THE RETURN OF MARTIN GUERRE (1982)

THE RETURN OF MARTIN GUERRE (1982)

dir.: Daniel Vigne
I’ve seen the English-language remake, starring Richard Gere and Jodie Foster, but never, I think, this French original. I prefer both French actors, Gérard Depardieu and Nathalie Baye, to their Hollywood counterparts, so the big wildcard here is director Vigne, a man with scant other film credits but quite a career in dubious series television (“Stargate,” anyone?).
WOMEN ON THE VERGE OF A NERVOUS BREAKDOWN (1988)

WOMEN ON THE VERGE OF A NERVOUS BREAKDOWN (1988)

dir.: Pedro Almodóvar
Almodóvar is one of the great darlings of international film, but, while I can appreciate his production design, his movies rarely thrill me in the way that others seem to respond to them. This one was his breakthrough movie in terms of gaining wide acclaim outside of Spain. If my streak through this list continues past the #13 mark, there are a few more from Almodóvar laying in wait for me.
LA TRAVIATA (1982)

LA TRAVIATA (1982)

dir.: Franco Zeffirelli
Everyone knows Zeffirelli from his Shakespeare adaptations, like the 1968 version of ROMEO AND JULIET that gets shown in high schools with a few seconds of boob cut-out, or THE TAMING OF THE SHREW with real-life Hollywood couple Elizabeth Taylor and Richard Burton, or HAMLET starring Mel Gibson. Zeffirelli’s most prolific genre, however, is filmed operas, which take up over half of his 40+ credit filmography. This is supposedly the best.
HOUSE OF FLYING DAGGERS (2004)

HOUSE OF FLYING DAGGERS (2004)

dir.: Yimou Zhang
This one has been in my queue for years, just waiting for me to find an excuse to pick it over something else. Yimou, of course, after more than a decade of art-house dramas, directed the gorgeous wuxia epic HERO starring Jet Li, Maggie Cheung and Zhang Ziyi.

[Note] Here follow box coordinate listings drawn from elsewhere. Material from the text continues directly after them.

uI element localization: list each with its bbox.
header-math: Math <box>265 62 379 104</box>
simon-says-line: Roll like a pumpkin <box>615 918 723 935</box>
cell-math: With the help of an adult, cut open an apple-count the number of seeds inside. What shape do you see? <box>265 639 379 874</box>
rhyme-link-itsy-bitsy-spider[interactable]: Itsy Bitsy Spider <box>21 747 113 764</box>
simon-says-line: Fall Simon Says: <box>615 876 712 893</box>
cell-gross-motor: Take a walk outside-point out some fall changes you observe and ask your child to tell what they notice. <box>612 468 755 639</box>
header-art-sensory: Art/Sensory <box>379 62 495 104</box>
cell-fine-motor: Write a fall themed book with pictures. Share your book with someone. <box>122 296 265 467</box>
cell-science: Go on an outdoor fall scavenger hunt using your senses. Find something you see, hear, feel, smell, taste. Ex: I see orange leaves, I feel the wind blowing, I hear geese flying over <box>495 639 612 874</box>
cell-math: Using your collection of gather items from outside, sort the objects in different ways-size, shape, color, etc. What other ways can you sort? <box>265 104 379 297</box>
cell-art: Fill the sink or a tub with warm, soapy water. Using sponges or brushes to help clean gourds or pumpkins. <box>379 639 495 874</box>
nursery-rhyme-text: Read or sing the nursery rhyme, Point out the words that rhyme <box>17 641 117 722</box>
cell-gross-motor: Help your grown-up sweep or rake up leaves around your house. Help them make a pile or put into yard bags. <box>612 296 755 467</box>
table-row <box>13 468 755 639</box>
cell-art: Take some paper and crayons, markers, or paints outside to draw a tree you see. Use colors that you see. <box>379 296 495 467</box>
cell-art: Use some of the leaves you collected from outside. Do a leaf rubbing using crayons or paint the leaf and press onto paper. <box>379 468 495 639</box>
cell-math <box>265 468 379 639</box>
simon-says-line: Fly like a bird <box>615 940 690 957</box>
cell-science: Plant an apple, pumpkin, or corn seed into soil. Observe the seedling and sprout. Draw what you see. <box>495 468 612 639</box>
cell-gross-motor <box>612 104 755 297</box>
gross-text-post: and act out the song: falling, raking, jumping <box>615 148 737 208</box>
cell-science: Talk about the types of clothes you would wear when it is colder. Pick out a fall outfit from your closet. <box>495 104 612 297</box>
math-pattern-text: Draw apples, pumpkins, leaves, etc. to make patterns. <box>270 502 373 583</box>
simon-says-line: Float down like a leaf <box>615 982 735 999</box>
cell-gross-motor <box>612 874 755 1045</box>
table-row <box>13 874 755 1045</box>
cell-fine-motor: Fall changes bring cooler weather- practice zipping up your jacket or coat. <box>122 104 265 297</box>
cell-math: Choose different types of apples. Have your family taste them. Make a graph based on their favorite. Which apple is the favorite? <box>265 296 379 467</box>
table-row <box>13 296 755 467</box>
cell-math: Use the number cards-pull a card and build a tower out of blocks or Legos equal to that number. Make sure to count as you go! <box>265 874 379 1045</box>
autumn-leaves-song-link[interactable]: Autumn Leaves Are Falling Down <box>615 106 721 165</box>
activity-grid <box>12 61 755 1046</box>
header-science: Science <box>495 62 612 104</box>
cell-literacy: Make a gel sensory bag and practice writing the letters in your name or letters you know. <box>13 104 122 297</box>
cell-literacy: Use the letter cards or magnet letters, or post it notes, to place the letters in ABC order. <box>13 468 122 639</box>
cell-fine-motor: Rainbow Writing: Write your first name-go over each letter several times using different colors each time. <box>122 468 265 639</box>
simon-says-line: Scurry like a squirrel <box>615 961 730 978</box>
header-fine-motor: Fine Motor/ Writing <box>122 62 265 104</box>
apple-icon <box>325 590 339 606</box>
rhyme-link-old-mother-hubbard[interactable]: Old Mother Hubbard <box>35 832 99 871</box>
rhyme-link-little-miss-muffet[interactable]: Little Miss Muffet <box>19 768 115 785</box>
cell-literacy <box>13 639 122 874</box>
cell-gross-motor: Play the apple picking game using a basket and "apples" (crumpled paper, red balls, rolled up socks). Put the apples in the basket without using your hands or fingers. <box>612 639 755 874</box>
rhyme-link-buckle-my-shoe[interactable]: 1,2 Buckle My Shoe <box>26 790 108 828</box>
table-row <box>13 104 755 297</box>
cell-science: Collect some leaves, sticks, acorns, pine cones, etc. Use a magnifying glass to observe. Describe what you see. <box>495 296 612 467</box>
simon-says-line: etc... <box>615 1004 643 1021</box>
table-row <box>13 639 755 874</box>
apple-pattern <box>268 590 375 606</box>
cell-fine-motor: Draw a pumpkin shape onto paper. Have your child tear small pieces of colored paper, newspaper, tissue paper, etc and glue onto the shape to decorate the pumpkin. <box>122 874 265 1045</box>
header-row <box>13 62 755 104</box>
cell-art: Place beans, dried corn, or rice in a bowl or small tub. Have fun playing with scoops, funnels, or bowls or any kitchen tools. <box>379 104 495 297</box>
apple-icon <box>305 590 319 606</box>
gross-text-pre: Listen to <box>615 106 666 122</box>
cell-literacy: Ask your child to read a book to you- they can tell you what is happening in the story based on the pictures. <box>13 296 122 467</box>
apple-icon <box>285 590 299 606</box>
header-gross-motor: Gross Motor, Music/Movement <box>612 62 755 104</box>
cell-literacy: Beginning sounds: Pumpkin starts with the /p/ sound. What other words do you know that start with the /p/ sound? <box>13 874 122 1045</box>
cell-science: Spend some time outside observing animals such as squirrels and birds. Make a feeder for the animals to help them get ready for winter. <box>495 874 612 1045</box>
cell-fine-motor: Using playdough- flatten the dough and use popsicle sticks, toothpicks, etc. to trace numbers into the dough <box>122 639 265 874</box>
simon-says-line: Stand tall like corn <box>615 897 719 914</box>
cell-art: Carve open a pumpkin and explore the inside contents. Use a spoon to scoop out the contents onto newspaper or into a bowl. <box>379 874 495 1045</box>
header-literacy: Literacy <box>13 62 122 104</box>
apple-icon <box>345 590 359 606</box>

He re-teams with Ziyi here, along with Hong Kong action superstar Andy Lau.
SWANN IN LOVE (1984)

SWANN IN LOVE (1984)

dir.: Volker Schlöndorff
All I know about SWANN IN LOVE is that it’s a Marcel Proust adaptation from the guy who, a few years earlier, directed the crazy man-stuck-in-a-child's-body war epic THE TIN DRUM. I’m in.